4 common and avoidable start-up mistakes

4 Common and Avoidable Start-Up Mistakes

In the business world, just as in life, we all make mistakes from time to time. Unfortunately, there are several common mistakes made by new start-ups that can be both time-consuming and costly. However, these mistakes can be avoided if you’re well informed.

State of Incorporation:

A crucial mistake made by many start-ups occurs when choosing the best state in which to incorporate. Traditionally, the state of Delaware is considered the gold standard and the most attractive state to potential investors. Delaware is the most popular state for start-ups to incorporate in, and for venture capital investors, it is the only state to consider.

The primary benefit to incorporating in the state of Delaware is that Delaware offers the strongest and most current corporate law structure, which means that Delaware provides the greatest asset protection of all 50 states. Essentially, Delaware erects an impenetrable wall between your personal assets and your new company. If you don’t incorporate your start-up in Delaware, you could—possibly—be putting your company’s assets at risk.

In some cases, this common and avoidable start-up mistake can be addressed by converting the business entity to another state. However, many states do not allow entities to convert from one state to another, and you’re then stuck with a company formed in the wrong state.

If you decide to start all over again and form your company in Delaware, you’ll have to spend more money in order to dissolve the corporation and form another one in Delaware, where you should have incorporated your start-up in the first place. This error can be avoided by carefully mapping out and choosing the optimal state of incorporation for your start-up.

Type of Entity:

Another common but avoidable mistake amongst new start-ups is choosing the correct type of business entity. Generally, most new start-ups who plan to raise capital will establish a C corporation, with an eye toward the future—bringing investors aboard, raising capital and going public. In many cases, when fundraising is the plan, an LLC or non-profit corporation is less than ideal for a start-up, for a variety of reasons.

However, for private businesses or for holding real estate or other assets the LLC is the entity of choice.

New business owners should thoroughly educate themselves or contact an attorney or tax professional to discuss details about which type of business entity would be best for their start-up.   

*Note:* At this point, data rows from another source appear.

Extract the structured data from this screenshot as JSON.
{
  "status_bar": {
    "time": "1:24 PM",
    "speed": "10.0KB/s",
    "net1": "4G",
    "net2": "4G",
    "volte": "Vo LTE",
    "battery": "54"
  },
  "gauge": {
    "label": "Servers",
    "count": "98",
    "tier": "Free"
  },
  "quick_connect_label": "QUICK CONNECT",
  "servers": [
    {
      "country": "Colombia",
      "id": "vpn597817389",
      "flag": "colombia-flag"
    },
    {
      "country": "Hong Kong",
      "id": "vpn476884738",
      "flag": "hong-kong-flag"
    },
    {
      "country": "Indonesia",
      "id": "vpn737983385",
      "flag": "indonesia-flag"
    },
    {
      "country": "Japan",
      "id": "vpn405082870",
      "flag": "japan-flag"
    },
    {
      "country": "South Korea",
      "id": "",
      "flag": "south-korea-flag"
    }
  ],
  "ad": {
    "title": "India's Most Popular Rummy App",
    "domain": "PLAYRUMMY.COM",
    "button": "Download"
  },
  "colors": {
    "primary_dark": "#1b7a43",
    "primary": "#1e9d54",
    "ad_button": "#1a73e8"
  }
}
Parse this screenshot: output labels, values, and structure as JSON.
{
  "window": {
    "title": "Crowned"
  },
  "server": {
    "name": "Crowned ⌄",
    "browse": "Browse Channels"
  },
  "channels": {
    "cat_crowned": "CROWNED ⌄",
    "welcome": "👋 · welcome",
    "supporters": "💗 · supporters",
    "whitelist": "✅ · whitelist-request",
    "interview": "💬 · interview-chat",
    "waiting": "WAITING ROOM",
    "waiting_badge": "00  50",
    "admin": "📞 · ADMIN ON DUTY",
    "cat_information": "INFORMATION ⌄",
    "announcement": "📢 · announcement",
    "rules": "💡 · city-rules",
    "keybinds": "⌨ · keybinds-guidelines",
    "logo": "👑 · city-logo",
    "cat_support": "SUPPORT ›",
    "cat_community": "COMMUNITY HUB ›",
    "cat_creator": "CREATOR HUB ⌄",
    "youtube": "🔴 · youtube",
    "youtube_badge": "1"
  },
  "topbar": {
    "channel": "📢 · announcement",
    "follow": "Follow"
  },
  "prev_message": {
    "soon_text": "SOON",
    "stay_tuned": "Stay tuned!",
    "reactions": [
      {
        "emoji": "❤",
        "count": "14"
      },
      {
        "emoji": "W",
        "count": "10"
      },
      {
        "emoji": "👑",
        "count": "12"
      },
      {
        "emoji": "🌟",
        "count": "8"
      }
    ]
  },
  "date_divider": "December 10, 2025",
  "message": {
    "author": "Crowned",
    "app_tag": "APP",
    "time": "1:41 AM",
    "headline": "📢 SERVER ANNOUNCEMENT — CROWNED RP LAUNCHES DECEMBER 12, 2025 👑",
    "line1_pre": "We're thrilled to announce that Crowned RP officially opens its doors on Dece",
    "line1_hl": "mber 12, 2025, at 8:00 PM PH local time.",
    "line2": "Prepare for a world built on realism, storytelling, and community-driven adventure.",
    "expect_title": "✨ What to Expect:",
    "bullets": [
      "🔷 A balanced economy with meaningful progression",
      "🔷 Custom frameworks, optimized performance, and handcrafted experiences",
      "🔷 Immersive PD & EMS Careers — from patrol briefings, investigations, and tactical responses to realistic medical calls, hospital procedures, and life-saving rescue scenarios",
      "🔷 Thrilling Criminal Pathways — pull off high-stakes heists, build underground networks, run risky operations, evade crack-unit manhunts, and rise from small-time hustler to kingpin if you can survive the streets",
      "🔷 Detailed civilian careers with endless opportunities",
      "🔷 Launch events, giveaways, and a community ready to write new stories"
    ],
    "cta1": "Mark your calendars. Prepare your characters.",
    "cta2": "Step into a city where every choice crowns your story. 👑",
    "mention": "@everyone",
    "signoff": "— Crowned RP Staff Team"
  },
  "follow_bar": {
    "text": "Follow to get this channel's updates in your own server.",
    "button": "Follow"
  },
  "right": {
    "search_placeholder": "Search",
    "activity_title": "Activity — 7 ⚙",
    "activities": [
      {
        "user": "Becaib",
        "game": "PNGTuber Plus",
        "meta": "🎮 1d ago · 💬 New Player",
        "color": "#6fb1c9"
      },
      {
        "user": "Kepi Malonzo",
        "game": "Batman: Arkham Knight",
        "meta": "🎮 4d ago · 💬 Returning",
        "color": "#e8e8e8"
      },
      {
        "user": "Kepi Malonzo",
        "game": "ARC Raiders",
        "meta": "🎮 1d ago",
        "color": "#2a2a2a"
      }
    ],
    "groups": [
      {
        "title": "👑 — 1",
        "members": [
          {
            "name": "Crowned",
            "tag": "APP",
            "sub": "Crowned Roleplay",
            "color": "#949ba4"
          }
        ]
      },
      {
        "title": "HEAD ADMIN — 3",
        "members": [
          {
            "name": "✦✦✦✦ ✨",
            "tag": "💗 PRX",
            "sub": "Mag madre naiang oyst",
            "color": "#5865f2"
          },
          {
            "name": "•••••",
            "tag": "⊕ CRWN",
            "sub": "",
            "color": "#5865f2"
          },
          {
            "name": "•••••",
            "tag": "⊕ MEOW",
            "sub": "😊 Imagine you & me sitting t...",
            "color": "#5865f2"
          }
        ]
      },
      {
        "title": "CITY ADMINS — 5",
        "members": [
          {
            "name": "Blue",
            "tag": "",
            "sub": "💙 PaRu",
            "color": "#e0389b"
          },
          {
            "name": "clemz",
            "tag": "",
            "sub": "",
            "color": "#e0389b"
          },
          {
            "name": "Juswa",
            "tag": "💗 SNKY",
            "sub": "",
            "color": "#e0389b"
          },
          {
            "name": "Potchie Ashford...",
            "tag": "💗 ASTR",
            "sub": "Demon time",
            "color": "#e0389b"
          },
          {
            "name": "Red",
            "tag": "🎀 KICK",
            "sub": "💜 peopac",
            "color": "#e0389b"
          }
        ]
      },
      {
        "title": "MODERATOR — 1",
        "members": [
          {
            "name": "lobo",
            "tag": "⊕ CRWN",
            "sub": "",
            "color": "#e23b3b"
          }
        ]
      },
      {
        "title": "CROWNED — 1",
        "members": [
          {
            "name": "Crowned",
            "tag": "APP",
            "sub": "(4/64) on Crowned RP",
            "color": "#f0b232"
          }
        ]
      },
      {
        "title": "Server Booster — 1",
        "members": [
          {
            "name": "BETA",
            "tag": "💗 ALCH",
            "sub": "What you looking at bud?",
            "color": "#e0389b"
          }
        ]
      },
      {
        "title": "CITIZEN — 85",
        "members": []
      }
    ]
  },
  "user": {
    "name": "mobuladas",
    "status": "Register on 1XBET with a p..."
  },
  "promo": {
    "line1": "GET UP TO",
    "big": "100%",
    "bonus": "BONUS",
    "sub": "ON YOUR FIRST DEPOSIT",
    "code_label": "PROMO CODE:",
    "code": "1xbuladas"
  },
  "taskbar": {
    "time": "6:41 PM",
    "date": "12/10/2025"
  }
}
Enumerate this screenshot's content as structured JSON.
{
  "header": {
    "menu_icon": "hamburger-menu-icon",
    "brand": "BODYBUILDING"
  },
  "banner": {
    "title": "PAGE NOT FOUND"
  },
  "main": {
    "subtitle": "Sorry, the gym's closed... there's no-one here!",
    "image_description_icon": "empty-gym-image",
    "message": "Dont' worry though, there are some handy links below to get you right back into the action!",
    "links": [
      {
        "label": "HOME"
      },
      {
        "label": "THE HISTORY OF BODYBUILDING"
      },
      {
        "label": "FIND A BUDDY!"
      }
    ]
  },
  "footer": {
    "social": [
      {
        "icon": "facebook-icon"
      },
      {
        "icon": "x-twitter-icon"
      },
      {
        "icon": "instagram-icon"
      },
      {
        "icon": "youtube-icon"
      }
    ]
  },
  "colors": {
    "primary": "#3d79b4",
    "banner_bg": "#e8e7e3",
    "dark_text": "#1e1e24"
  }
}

Number of Authorized Shares:

Did your new corporation authorize the correct number of shares? It is important that your start-up has the proper number of authorized shares to issue.  If your company has too many authorized shares you’ll pay higher franchise taxes. However, having too few shares can be an even bigger problem and will require filing an amendment to the Certificate of Incorporation to obtain more shares, which is also expensive. 

Company Name:  

Although it may seem like a foregone conclusion, the company name can often be the biggest blunder for start-ups. Before you file your Certificate of Incorporation you should ask yourself—and answer—these questions:

  • Is the matching domain name available for your website?
  • Is the company name available in the state in which you plan on incorporating?
  • Is the company name available in the state in which the company will operate? 
  • Are there any existing trademarks upon which you could be accidentally infringing? 

It’s a good idea to wait until you have investigated any and all potential problems with your company name before you file your startup documents.

Entrepreneurs that spend the time to lay out their business plans and research their target markets possess a much greater chance of success. A bit of due diligence goes a long way in preventing wasted time, wasted money and wasted opportunities.